Pola pikir, sikap dan perilaku seperti apa yang dapat kita
amati saat berhadapan dengan generasi yang lahir antara tahun 1981 – 2000 (Gen
Y)? profil positif dari Gen Y dikemukakan oleh Tulgan & Martin (2001),
Bannon et.al (2011), Beekman (2011) dan Cekada (2011), antara lain: kepercayaan
diri tinggi, self – esteem yang kuat, berpendidikan, terbuka dan toleran, kuat
dalam social network; fleksibel; kreatif; multi-tasking dan berdunia wireless.
Sebaliknya Don Tapscott (2009) menemukan sisi-sisi negatif
Gen Y, antara lain: kehilangan social skill
(listening-communication-independent thinking); jarang melakukan aktivitas
olahraga dan aktivitas yang terkait dengan kesehatan; minim rasa malu;
“terapung-apung” karena dimanja orang tuanya; suka mem-bullying teman di media
online; narsistic; short attention span.
Apapaun gambaran profilenya, memang setiap generasi akan
memiliki karakteristik yang unik. Hal ini terjadi karena pengalaman yang
diterima, sehingga akan membentuk pola pikir, sikap dan perilakunya (Bannon
et.al, 2011). Generasi Baby Boomers memiliki profil pejuang dan pekerja keras
karena ditempa oleh pengalaman dunia yang “memaksa”nya menjadi seperti itu.

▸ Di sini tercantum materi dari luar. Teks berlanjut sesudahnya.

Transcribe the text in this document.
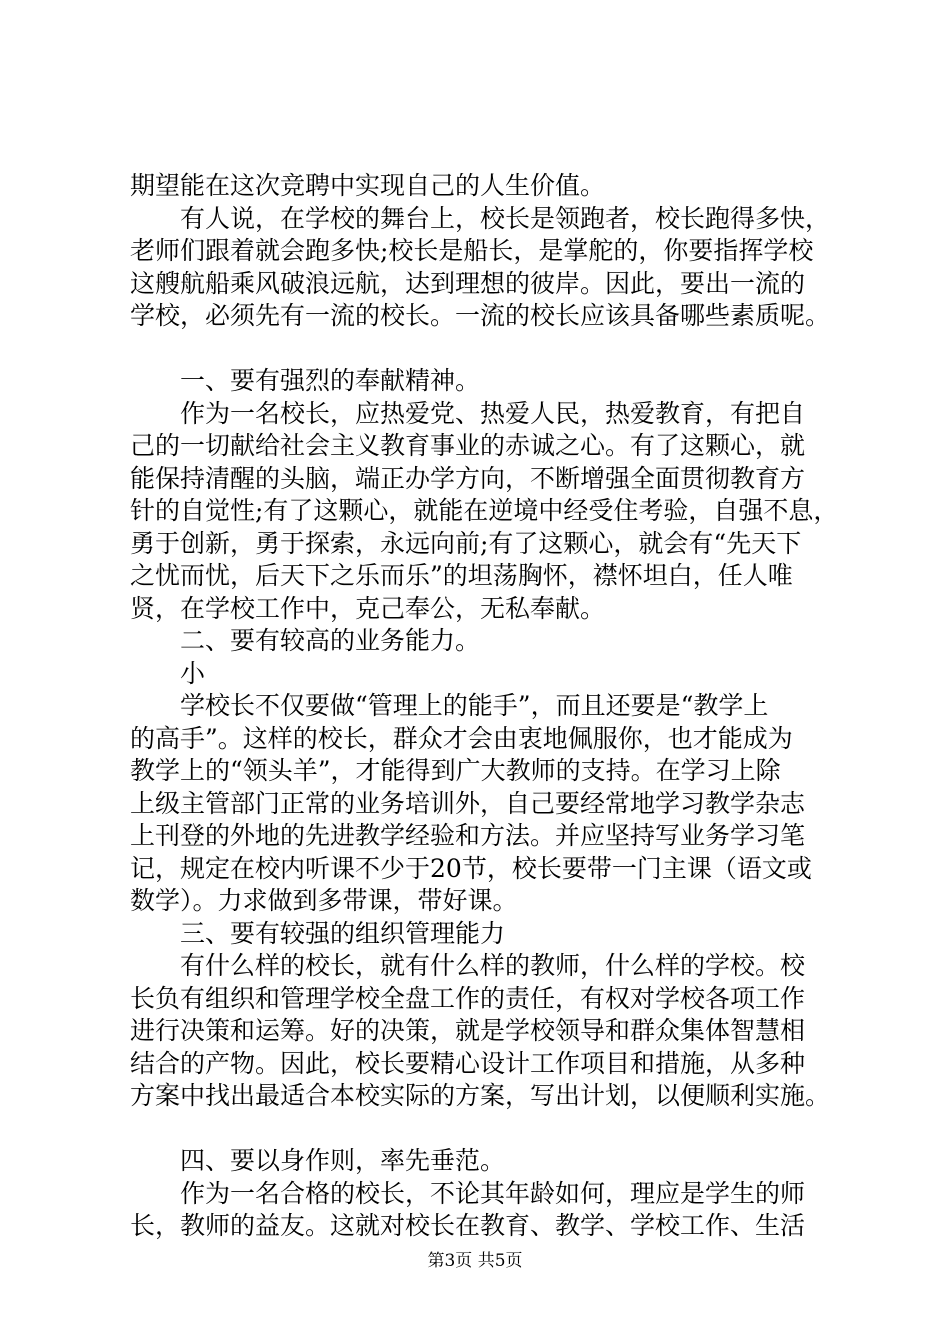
期望能在这次竞聘中实现自己的人生价值。
　　有人说，在学校的舞台上，校长是领跑者，校长跑得多快，
老师们跟着就会跑多快;校长是船长，是掌舵的，你要指挥学校
这艘航船乘风破浪远航，达到理想的彼岸。因此，要出一流的
学校，必须先有一流的校长。一流的校长应该具备哪些素质呢。
　　一、要有强烈的奉献精神。
　　作为一名校长，应热爱党、热爱人民，热爱教育，有把自
己的一切献给社会主义教育事业的赤诚之心。有了这颗心，就
能保持清醒的头脑，端正办学方向，不断增强全面贯彻教育方
针的自觉性;有了这颗心，就能在逆境中经受住考验，自强不息，
勇于创新，勇于探索，永远向前;有了这颗心，就会有“先天下
之忧而忧，后天下之乐而乐”的坦荡胸怀，襟怀坦白，任人唯
贤，在学校工作中，克己奉公，无私奉献。
　　二、要有较高的业务能力。
　　小
　　学校长不仅要做“管理上的能手”，而且还要是“教学上
的高手”。这样的校长，群众才会由衷地佩服你，也才能成为
教学上的“领头羊”，才能得到广大教师的支持。在学习上除
上级主管部门正常的业务培训外，自己要经常地学习教学杂志
上刊登的外地的先进教学经验和方法。并应坚持写业务学习笔
记，规定在校内听课不少于20节，校长要带一门主课（语文或
数学）。力求做到多带课，带好课。
　　三、要有较强的组织管理能力
　　有什么样的校长，就有什么样的教师，什么样的学校。校
长负有组织和管理学校全盘工作的责任，有权对学校各项工作
进行决策和运筹。好的决策，就是学校领导和群众集体智慧相
结合的产物。因此，校长要精心设计工作项目和措施，从多种
方案中找出最适合本校实际的方案，写出计划，以便顺利实施。
　　四、要以身作则，率先垂范。
　　作为一名合格的校长，不论其年龄如何，理应是学生的师
长，教师的益友。这就对校长在教育、教学、学校工作、生活
第3页 共5页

Misalnya yang terjadi dengan Baby Boomers di USA karena tertempa oleh pengalaman-pengalaman
perang Vietnam, perjuangan Luther Martin King, heroism presiden John F Kennedy,
dll (Crapton & Hodge, 2009). Demikian juga dengan Gen X yang lahir di era
1961 – 1980, karena bergumul dengan penglaman yang berbeda, maka juga memiliki
pola pikir, sikap dan perilaku yang berbeda dengan Generasi Baby Boomers.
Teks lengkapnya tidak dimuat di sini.